Françoise Breton - 19/07/2012

Un modèle pour les tumeurs à croissance lente

IRM IRM évolutive sur 4 ans d'un patient avec un gliome de bas grade avec de gauche à droite - © CHU Lyon - F.Ducray

Benjamin Ribba, de l’équipe Numed, et François Ducray, neuro-oncologue aux hospices civils de Lyon, ont développé un modèle d’évolution des tumeurs cérébrales de type gliomes de bas grade qui rend bien compte des effets de la radiothérapie et de la chimiothérapie. Ce modèle ouvre des perspectives pour l’amélioration des traitements et leur personnalisation. Un travail publié dans la revue de référence Clinical Cancer Research .

Comment a débuté votre collaboration avec Benjamin Ribba sur la modélisation des gliomes de bas grade ?

François Ducray François Ducray

François Ducray :  Les gliomes de bas grade sont des tumeurs cérébrales à croissance lente qui touchent des sujets jeunes. Comme pour beaucoup d’autres cancers, nous ne sommes pas capables d’anticiper l’effet des traitements, qu’ils impliquent la chirurgie, la radiothérapie ou la chimiothérapie. Beaucoup d’efforts sont déployés pour modéliser l’évolution des cancers cérébraux afin, à terme, d’être en mesure de choisir le traitement le mieux adapté à chaque cas. Dans le cas des gliomes de bas grade, les patients traités par chimiothérapie PCV présentent un phénomène particulier. Le traitement entraîne une diminution de la tumeur, mais cette diminution se prolonge après l’arrêt du traitement, parfois pendant plusieurs années. C’est un phénomène reproductible que les modèles existants se révèlent incapables d’expliquer. J’ai discuté de cette question avec Benjamin Ribba, avec qui je collaborais par ailleurs sur un projet concernant un autre type de tumeur cérébrale, les glioblastomes, et nous avons décidé de créer un nouveau modèle qui rendrait compte de ce phénomène.

Quelle a été votre démarche ?

François Ducray : Nous nous sommes appuyés sur l’hypothèse que l’effet retard du traitement était dû à une réponse différenciée des tissus qui composent la tumeur.
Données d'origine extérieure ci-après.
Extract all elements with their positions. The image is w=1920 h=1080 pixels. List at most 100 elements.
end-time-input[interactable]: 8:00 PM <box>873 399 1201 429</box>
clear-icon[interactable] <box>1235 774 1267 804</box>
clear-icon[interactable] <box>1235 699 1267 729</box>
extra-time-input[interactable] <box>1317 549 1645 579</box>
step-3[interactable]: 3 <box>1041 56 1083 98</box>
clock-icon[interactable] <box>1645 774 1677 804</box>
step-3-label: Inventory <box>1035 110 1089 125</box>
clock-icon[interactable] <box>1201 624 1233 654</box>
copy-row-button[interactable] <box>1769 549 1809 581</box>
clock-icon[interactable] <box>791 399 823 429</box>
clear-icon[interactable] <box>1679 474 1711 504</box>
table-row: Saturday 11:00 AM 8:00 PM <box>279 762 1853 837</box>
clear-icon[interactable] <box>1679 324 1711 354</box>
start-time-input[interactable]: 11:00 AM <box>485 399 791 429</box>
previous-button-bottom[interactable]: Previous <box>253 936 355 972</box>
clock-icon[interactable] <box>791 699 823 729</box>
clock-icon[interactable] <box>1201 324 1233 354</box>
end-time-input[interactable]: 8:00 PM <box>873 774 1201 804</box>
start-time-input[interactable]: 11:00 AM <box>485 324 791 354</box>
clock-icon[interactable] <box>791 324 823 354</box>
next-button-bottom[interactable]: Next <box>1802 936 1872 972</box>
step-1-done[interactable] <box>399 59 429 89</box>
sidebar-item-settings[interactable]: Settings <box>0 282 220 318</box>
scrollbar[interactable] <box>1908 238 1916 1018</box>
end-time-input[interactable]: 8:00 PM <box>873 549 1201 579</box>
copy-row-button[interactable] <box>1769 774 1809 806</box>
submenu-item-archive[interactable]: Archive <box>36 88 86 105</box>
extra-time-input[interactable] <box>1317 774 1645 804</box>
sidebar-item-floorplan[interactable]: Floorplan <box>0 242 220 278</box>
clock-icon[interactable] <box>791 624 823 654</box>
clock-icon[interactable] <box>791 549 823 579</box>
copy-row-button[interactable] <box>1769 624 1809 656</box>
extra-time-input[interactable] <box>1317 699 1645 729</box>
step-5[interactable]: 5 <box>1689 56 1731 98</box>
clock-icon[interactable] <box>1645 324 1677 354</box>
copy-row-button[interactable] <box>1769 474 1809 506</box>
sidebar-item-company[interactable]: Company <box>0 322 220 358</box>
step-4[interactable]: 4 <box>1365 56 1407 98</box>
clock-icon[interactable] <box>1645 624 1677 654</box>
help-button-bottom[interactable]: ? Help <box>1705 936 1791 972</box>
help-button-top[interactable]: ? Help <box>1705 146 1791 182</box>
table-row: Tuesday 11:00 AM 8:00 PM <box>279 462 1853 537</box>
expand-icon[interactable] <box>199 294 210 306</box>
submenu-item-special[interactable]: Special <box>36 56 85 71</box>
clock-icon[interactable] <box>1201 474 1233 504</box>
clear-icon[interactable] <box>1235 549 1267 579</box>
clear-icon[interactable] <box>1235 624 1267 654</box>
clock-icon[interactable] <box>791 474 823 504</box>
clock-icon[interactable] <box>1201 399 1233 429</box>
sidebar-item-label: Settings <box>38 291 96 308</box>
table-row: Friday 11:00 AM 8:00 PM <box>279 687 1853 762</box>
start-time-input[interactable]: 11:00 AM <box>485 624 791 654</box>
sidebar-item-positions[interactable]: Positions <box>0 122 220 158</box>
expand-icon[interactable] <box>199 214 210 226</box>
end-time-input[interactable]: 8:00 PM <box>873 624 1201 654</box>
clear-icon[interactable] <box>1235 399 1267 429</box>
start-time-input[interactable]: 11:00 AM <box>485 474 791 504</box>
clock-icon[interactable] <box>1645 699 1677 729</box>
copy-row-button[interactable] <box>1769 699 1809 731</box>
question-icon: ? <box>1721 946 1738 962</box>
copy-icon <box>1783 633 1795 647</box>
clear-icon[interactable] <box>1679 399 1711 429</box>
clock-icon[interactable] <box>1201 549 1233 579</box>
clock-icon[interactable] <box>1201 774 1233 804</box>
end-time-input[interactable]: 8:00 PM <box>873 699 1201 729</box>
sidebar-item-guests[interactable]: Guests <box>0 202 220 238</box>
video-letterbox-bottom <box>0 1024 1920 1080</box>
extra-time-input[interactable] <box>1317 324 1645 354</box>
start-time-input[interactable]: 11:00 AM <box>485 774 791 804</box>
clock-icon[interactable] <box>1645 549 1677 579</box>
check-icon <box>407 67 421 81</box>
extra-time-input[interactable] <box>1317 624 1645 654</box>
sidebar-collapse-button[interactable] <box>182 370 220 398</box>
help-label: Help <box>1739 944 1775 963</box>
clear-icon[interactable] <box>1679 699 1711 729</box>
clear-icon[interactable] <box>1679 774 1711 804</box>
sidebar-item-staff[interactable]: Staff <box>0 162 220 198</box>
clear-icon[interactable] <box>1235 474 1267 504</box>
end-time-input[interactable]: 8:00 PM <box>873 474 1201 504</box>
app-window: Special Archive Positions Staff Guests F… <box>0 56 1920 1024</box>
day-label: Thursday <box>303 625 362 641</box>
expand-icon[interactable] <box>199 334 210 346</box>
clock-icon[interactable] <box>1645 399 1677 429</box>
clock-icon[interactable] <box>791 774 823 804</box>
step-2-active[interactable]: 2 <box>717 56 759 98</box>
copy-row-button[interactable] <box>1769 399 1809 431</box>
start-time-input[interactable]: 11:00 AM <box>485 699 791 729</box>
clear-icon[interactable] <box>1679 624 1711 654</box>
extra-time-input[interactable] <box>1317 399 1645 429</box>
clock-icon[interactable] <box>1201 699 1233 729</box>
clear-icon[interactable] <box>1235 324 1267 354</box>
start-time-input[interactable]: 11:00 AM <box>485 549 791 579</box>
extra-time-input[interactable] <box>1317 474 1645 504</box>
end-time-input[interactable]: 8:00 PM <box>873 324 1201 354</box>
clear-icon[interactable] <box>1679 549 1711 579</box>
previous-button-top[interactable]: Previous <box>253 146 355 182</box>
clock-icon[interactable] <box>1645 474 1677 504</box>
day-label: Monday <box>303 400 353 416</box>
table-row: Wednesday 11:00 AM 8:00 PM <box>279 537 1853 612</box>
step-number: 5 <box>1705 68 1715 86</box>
En effet, ces tumeurs sont constituées d’une majorité de cellules quiescentes et de 2 à 8 % de cellules proliférantes. La chimiothérapie pourrait avoir une action rapide sur les cellules proliférantes et lente sur les autres. Ces dernières, en mourant petit à petit au fur et à mesure qu’elles sortent de leur état de quiescence, seraient à l’origine de la réponse prolongée au traitement. Nous avons donc pris en compte, dans le modèle, l’existence de ces deux types de tissus biologiques. Ensuite, Benjamin Ribba a pu disposer, pour créer un modèle robuste, de très nombreuses données grâce à une collaboration avec le professeur Jean-Yves Delattre, chef du service de neuro-oncologie de la Pitié-Salpêtrière. C’est le premier modèle qui décrit bien les effets des deux types de chimiothérapie (temozolomide ou PCV) et de traitement par radiothérapie que nous faisons.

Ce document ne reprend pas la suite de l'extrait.